Voshem searches the air for possibilities, and finds that there are none. There are only inevitabilities—which, to his eyes, are almost invisible.
“We watched the Dreyling,” says Nokov, stepping close. “Saw where he went. And who should come out of that same door but merry old Voshem, who laughed so gaily so many years ago?” Nokov attempts to smile, but it’s as if he’s not quite sure how to do it. “From that moment, there were no possibilities, Voshem. Only certainties.”
He steps closer. Voshem realizes he has to keep looking up to see Nokov’s face,
as if he’s suddenly terribly, terribly tall.
“I’d ask you where they are,” says Nokov, “and how to get to them. But I don’t need to.”
The stars begin to fail above them.
“Once you dwell within the night,” whispers Nokov’s voice, “it will be as if I’ve always known.”
The shadows close in like crumbling walls.
“And all your safeguards, which should be almost impossible to penetrate…” Nokov’s face dissolves into the shadows. “Well, when I have your talents at my disposal—that won’t matter at all, will it?”
Darkness fills Voshem’s mind.
And Olvos said:
“Nothing is ever truly lost
The world is like the tide
Returning, for an instant, to the place it occupied before
Or leaving that same place once more
Celebrate, then, for what you lose shall be returned
Smile, then, for all good deeds you do shall be visited upon you
Weep, then, for all ills you do shall return to you
Or your children, or your children’s children
What is reaped is what is sown.
What is sown is what is reaped.”
—BOOK OF THE RED LOTUS, PART IV, 13.51–13.61
Sigrud pilots the clanking automobile into the hills outside of Bulikov, where the low, rambling forests threaten to overtake the road. Ordinarily such a journey would have taken hours, but there were barely a handful of checkpoints on his way out of the city. It seems Bulikov now uses its roads for transportation, rather than as a security system.
Finally he sees the polis governor’s quarters on the hill in the distance, and he’s oddly relieved to see it’s more or less the same, though the guns on the walls are more advanced than he remembers.

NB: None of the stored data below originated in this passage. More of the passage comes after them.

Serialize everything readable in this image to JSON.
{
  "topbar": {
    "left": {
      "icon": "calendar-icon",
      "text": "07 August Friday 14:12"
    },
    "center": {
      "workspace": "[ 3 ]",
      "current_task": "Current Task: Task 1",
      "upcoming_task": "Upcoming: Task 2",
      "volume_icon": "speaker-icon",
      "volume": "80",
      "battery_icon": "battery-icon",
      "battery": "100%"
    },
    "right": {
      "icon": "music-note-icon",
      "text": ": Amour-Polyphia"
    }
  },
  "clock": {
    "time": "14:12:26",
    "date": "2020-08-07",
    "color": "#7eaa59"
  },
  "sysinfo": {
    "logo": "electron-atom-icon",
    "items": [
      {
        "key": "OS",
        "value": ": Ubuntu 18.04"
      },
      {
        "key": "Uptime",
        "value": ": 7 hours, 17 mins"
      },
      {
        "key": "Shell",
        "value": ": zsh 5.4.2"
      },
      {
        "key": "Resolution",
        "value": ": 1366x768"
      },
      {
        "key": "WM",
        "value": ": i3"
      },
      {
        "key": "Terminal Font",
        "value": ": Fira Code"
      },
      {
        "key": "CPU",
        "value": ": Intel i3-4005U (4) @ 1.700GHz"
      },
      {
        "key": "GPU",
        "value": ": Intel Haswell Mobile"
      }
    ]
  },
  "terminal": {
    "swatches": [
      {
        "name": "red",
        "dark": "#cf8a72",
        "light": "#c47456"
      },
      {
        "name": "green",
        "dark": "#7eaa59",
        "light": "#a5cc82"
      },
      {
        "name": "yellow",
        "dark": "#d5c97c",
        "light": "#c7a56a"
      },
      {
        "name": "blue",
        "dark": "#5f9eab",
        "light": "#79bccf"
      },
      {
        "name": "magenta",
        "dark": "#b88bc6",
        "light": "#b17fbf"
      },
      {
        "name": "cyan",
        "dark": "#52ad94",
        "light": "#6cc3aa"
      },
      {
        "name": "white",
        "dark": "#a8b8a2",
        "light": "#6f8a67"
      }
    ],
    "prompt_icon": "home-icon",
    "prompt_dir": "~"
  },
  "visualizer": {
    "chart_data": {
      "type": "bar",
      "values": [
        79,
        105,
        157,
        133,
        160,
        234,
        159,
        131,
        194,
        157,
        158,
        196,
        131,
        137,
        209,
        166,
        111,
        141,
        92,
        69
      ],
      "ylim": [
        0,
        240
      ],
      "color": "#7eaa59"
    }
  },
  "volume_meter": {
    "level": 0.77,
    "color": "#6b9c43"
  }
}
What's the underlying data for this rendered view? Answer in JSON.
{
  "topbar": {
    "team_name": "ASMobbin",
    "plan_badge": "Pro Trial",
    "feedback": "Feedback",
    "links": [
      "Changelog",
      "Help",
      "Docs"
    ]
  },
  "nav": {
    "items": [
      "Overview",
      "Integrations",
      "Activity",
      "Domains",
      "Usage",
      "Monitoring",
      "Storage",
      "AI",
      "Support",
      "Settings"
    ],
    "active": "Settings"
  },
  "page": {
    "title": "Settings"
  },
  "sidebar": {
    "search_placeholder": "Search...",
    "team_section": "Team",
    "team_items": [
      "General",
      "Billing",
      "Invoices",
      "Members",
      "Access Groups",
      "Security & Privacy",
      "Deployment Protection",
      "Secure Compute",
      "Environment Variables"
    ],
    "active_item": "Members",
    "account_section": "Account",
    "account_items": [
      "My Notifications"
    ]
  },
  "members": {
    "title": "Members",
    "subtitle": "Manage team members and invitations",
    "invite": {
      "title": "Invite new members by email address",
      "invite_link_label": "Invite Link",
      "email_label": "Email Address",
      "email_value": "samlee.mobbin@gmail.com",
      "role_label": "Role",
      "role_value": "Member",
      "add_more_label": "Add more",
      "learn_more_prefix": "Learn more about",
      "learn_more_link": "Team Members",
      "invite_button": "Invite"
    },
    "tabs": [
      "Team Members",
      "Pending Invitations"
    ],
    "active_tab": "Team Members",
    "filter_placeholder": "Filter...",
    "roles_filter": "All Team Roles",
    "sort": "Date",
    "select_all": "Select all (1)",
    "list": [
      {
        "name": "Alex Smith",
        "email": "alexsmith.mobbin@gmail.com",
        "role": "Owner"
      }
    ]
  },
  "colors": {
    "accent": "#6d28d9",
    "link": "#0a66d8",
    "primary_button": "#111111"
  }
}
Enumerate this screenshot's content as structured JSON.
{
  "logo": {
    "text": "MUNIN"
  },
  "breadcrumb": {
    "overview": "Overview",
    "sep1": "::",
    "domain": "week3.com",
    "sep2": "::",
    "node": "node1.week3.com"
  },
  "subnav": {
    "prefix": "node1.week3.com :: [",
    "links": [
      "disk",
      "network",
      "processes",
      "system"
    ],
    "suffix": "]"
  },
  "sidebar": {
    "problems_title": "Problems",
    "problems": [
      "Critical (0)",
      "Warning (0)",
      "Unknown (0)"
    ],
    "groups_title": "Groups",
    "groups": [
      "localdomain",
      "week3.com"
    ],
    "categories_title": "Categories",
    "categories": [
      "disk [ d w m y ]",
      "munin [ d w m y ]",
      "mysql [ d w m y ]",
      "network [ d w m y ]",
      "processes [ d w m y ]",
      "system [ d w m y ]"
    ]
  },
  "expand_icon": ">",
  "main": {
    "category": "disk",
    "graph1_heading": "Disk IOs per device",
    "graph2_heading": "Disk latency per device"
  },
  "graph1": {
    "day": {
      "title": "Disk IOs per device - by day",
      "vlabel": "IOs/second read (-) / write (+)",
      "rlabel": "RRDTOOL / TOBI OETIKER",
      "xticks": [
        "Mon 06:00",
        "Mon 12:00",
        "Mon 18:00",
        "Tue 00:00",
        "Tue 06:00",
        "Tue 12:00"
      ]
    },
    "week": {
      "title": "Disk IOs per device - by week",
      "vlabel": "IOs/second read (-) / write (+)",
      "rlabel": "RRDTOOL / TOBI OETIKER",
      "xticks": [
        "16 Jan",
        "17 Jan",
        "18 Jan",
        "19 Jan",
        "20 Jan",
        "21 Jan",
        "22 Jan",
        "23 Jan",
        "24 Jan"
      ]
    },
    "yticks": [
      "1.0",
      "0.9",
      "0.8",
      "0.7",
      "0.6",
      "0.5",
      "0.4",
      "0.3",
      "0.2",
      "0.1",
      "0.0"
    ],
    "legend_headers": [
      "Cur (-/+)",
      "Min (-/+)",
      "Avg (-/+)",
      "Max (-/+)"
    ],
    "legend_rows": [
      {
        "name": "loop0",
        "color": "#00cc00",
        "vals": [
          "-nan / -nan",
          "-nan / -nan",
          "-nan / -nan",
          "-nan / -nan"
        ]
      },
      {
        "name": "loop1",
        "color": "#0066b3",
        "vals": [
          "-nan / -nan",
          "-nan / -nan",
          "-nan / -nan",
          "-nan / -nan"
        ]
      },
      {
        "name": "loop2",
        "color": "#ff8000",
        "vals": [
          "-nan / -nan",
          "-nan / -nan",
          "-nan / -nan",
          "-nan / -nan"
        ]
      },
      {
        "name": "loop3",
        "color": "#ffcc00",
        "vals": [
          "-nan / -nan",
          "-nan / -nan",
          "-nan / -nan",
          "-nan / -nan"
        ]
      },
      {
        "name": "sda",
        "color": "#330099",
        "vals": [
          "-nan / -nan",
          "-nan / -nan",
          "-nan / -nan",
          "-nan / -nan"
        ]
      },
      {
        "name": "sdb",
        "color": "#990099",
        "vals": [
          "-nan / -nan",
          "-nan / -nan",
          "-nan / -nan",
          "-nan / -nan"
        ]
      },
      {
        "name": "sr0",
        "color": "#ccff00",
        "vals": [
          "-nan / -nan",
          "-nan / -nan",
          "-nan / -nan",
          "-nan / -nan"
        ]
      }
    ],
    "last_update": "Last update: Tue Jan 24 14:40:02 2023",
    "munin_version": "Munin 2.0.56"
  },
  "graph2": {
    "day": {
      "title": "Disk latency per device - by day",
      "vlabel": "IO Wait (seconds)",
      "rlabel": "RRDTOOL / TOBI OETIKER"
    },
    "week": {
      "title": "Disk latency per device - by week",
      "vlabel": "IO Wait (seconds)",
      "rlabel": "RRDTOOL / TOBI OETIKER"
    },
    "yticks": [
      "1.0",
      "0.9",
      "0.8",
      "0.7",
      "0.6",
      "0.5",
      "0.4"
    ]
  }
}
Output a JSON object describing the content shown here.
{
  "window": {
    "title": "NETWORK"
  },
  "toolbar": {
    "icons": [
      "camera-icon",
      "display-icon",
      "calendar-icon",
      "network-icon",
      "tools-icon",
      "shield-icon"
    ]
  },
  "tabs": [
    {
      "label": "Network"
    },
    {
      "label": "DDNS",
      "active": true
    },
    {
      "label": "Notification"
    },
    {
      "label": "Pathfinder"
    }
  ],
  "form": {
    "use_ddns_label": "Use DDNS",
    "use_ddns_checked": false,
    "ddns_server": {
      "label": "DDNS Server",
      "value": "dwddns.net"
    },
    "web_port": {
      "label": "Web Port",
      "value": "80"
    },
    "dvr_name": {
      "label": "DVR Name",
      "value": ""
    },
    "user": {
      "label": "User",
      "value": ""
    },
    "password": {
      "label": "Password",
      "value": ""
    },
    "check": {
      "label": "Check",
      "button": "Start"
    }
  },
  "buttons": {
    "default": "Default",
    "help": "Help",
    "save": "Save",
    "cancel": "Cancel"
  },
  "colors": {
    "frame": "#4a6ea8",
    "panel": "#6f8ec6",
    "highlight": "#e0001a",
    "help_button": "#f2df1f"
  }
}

He comes to an intersection and slowly pulls over. The road is dark, abandoned. He remembers what Malwina said: You’ll come to a crossroads, a little winding road leading off to a farm. On the northeast side of the intersection is a copse of trees. There’s a ravine on the other side. Pass through that, keep heading east, and you’ll come to it. I’ll be waiting for you at the tollbooth when you’re done.